In Vercellino v. Optum Insight, Inc., No. 20-3524, __F.4th__, 2022 WL 433036 (8th Cir. Feb. 14, 2022), the Eighth Circuit Court of Appeals considered whether an ERISA health plan’s insurer is entitled to seek reimbursement for medical expenses it paid for an insured’s injury from the insured, where the insured sought relief against the person who caused the injury. The Eighth Circuit found in favor of the health plan on its right to reimbursement because courts must enforce the terms of ERISA plans as they are written.
The insured in this case was Plaintiff-Appellant Nathan Vercellino. While he was a minor and insured as a dependent on his mother’s health plan, the Ameritas Holding Company Health Plan, he was injured in an ATV accident driven by his friend, another minor, Connor Kenney. The Plan was insured by Optum Insight, Inc. and United HealthCare Services, Inc. (“collectively, the Insurer”). The Insurer paid nearly $600,000 in medical expenses on Vercellino’s behalf. It did not exercise its right to seek recovery in subrogation from Kenney or Kenney’s parents during the applicable statutory period and Vercellino’s mother did not file a lawsuit to recover medical expenses from the Kenneys. But after Vercellino became an adult, he filed suit against the Kenneys in Nebraska state court seeking general damages. He also filed a separate suit seeking a declaratory judgment that the Insurer would have no right to reimbursement from any proceeds he might recover against the Kenneys. The Insurer removed to federal court and sought a declaratory judgment that it would be entitled to recover the full amount paid for Vercellino’s injuries. Kenney filed an intervenor complaint against the Insurer in support of Vercellino’s claims. The district court granted summary judgment to the Insurer. Vercellino appealed and Kenney did not appeal but filed an appellee brief.

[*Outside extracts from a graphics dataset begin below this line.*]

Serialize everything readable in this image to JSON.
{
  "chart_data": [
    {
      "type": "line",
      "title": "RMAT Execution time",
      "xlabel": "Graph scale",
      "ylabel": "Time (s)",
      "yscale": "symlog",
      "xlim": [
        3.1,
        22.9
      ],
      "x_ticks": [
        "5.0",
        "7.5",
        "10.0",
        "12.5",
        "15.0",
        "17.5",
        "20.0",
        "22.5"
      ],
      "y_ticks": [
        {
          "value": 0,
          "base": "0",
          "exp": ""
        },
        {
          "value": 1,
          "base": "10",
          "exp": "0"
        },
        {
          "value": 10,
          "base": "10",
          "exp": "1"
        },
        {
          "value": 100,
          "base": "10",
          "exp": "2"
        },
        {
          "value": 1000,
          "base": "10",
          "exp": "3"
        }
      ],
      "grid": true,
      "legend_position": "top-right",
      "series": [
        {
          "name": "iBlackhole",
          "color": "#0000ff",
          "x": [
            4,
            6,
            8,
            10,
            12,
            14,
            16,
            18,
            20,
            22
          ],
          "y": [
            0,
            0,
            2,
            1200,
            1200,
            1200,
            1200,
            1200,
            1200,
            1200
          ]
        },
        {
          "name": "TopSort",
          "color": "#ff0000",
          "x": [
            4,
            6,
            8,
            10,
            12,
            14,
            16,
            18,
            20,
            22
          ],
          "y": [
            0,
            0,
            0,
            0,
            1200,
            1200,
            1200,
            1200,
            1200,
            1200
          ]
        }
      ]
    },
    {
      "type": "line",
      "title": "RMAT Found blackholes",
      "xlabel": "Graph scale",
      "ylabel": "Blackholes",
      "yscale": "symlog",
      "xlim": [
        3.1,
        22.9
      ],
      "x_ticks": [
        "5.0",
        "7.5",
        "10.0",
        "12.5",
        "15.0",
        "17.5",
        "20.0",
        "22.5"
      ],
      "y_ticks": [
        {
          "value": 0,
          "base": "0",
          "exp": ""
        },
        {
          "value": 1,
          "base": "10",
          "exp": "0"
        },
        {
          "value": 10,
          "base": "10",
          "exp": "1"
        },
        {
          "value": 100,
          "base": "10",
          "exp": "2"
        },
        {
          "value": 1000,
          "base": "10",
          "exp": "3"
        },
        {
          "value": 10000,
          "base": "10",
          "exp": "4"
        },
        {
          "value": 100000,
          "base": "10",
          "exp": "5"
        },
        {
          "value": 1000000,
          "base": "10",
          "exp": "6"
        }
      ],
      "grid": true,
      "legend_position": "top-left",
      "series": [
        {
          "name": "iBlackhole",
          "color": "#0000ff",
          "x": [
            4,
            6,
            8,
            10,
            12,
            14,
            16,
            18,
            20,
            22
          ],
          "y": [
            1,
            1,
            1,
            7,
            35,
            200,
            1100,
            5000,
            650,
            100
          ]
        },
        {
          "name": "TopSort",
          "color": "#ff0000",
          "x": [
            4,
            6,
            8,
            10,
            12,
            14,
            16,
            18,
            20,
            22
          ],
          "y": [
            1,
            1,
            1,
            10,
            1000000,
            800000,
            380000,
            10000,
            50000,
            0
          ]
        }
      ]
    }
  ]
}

First, the court granted the Insurer’s motion to strike Kenney’s brief and dismiss Kenney from the appeal because Kenney did not file a timely notice or appeal or join Vercellino’s appeal pursuant to Fed. R. App. P. 3 or 4.
Next, the court considered Vercellino’s arguments regarding the right to reimbursement under the plan. The plan’s subrogation and reimbursement terms applied to “covered persons, including all dependents.” It also provides for a right of subrogation, which requires that beneficiaries transfer to the Plan their rights to make a claim and sue and recover damages when the injury or illness giving rise to the benefits occurred through the act or omission of another person. In addition to subrogation rights, the plan provides for reimbursement rights as follows:
Vercellino argued that he was never a real party in interest with a legal right to recover medical expenses paid by the Insurer since he was a minor and it was his mother who received the benefit. The court rejected this argument because the plan language expressly includes “all dependents” as “covered persons.” The argument also conflates the rights of subrogation and reimbursement. The right to reimbursement is much broader than the right of subrogation and includes any recovery obtained by Vercellino. This right exists regardless of whether the recovery comes after the statute of limitations that has run on any claim the Insurer could have pursued itself or whether the recovery is identified as medical expense damages. The court also rejected the argument that the Insurer waived its right to seek reimbursement by failing to exercise its subrogation rights during the statutory period. The court found no equitable basis to shield Vercellino’s recovery from the Insurer because the Insurer has not committed any wrongdoing. The plan does not require the Insurer to pursue subrogation to preserve its right to reimbursement.
Lastly, the court rejected the argument that the Insurer breached its fiduciary duty by failing to warn Vercellino that it would seek reimbursement from his recovery even though it did not pursue its own claims in subrogation. The Insurer’s right to reimbursement was laid out in the plan documents and the Insurer did not make any false or misleading statements. The Insurer had no duty to warn him of the plain language of a contract that was available to him. The court concluded that “[t]he plain language of the plan at issue here is unambiguous: the Insurer is entitled to seek reimbursement for medical expenses arising out of the ATV accident paid on Vercellino’s behalf from any judgment or settlement he receives in his litigation with Kenney. The judgment of the district court is affirmed.”